Your suggestion to use a functional programming style is similar to the “orthogonal abstraction” I describe in the book — in the functional case it is usually some math formalism, hence the desire to work with tuples instead of a domain-specific concept. I can see two big advantages to the orthogonal abstraction. First, it could be much faster (or some other quality attribute). In fact it would be surprising if the OO strategy was the fastest — why would the way things are “in real life” naturally align with performance? And second, it could be that there is a domain that has already been well studied (e.g. compilers, databases, static analysis) that has its own set of (stable) abstractions. Experts have decided that these are the essential concepts and they work well.

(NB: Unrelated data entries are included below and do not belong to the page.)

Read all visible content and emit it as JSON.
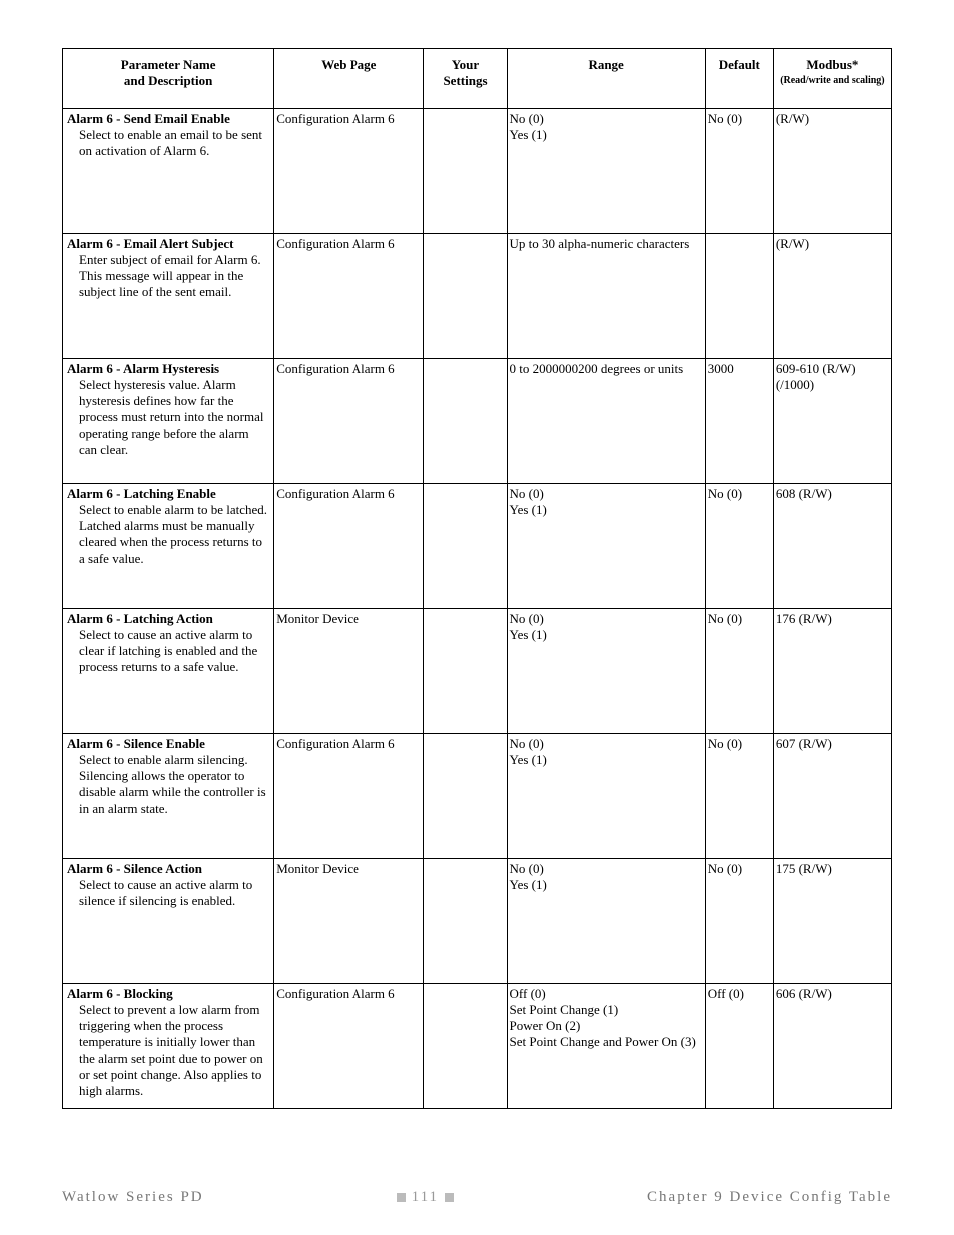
{
  "table": {
    "headers": {
      "param": "Parameter Name\nand Description",
      "web": "Web Page",
      "settings": "Your\nSettings",
      "range": "Range",
      "default": "Default",
      "modbus": "Modbus*",
      "modbus_sub": "(Read/write and scaling)"
    },
    "rows": [
      {
        "name": "Alarm 6 - Send Email Enable",
        "desc": "Select to enable an email to be sent on activation of Alarm 6.",
        "web": "Configuration Alarm 6",
        "range": "No (0)\nYes (1)",
        "default": "No (0)",
        "modbus": "(R/W)"
      },
      {
        "name": "Alarm 6 - Email Alert Subject",
        "desc": "Enter subject of email for Alarm 6. This message will appear in the subject line of the sent email.",
        "web": "Configuration Alarm 6",
        "range": "Up to 30 alpha-numeric characters",
        "default": "",
        "modbus": "(R/W)"
      },
      {
        "name": "Alarm 6 - Alarm Hysteresis",
        "desc": "Select hysteresis value. Alarm hysteresis defines how far the process must return into the normal operating range before the alarm can clear.",
        "web": "Configuration Alarm 6",
        "range": "0 to 2000000200 degrees or units",
        "default": "3000",
        "modbus": "609-610 (R/W)\n(/1000)"
      },
      {
        "name": "Alarm 6 - Latching Enable",
        "desc": "Select to enable alarm to be latched. Latched alarms must be manually cleared when the process returns to a safe value.",
        "web": "Configuration Alarm 6",
        "range": "No (0)\nYes (1)",
        "default": "No (0)",
        "modbus": "608 (R/W)"
      },
      {
        "name": "Alarm 6 - Latching Action",
        "desc": "Select to cause an active alarm to clear if latching is enabled and the process returns to a safe value.",
        "web": "Monitor Device",
        "range": "No (0)\nYes (1)",
        "default": "No (0)",
        "modbus": "176 (R/W)"
      },
      {
        "name": "Alarm 6 - Silence Enable",
        "desc": "Select to enable alarm silencing. Silencing allows the operator to disable alarm while the controller is in an alarm state.",
        "web": "Configuration Alarm 6",
        "range": "No (0)\nYes (1)",
        "default": "No (0)",
        "modbus": "607 (R/W)"
      },
      {
        "name": "Alarm 6 - Silence Action",
        "desc": "Select to cause an active alarm to silence if silencing is enabled.",
        "web": "Monitor Device",
        "range": "No (0)\nYes (1)",
        "default": "No (0)",
        "modbus": "175 (R/W)"
      },
      {
        "name": "Alarm 6 - Blocking",
        "desc": "Select to prevent a low alarm from triggering when the process temperature is initially lower than the alarm set point due to power on or set point change. Also applies to high alarms.",
        "web": "Configuration Alarm 6",
        "range": "Off (0)\nSet Point Change (1)\nPower On (2)\nSet Point Change and Power On (3)",
        "default": "Off (0)",
        "modbus": "606 (R/W)"
      }
    ]
  },
  "footer": {
    "left": "Watlow Series PD",
    "page": "111",
    "right": "Chapter 9 Device Config Table"
  }
}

A day in the life of an IT programmer is a frustrating exercise in what is not known. It is not about engineering a great solution to a known problem. Perhaps this is an under-appreciated fact in academics, and it would explain many prejudices. You’re just some guy trying to make the system do what the marketing / sales / customers want it to do. You never understand the domain (banking, inventory, insurance, etc.) as well as the experts. You are always building an approximation of what they’d really like to have. They always wish it was already built and you always build it too slowly. What you built yesterday doesn’t really support what they want tomorrow. I think systems/OS guys feel less like this — they have less churn in their domain and they spend more time working on optimizing the internal implementation of a module/component.
There’s a story about building a system to track boats on a lake. The first design is an OO one, with classes representing boats, trips, and fares; it can tell you what the cash register should hold at the end of the day. The second design is minimal: just keep two counters that sum the departure and return times of each boat. At the end of the day, subtract the departure counter from the return counter to get total minutes and multiply by rate. Ta da. But if you ask for any change to the OO system (say discount fares after 5pm) it’s easy to add because the change is relative to the domain, which is already encoded in the design, while the other solution has pruned the problem to its core, so you’d have to start over to change anything. I’m not saying this story is accurate — it’s a fable so it’s exaggerated — but the nugget of truth is there, including the extreme simplicity of non-OO solutions. (If anyone knows the origin if this fable please let me know).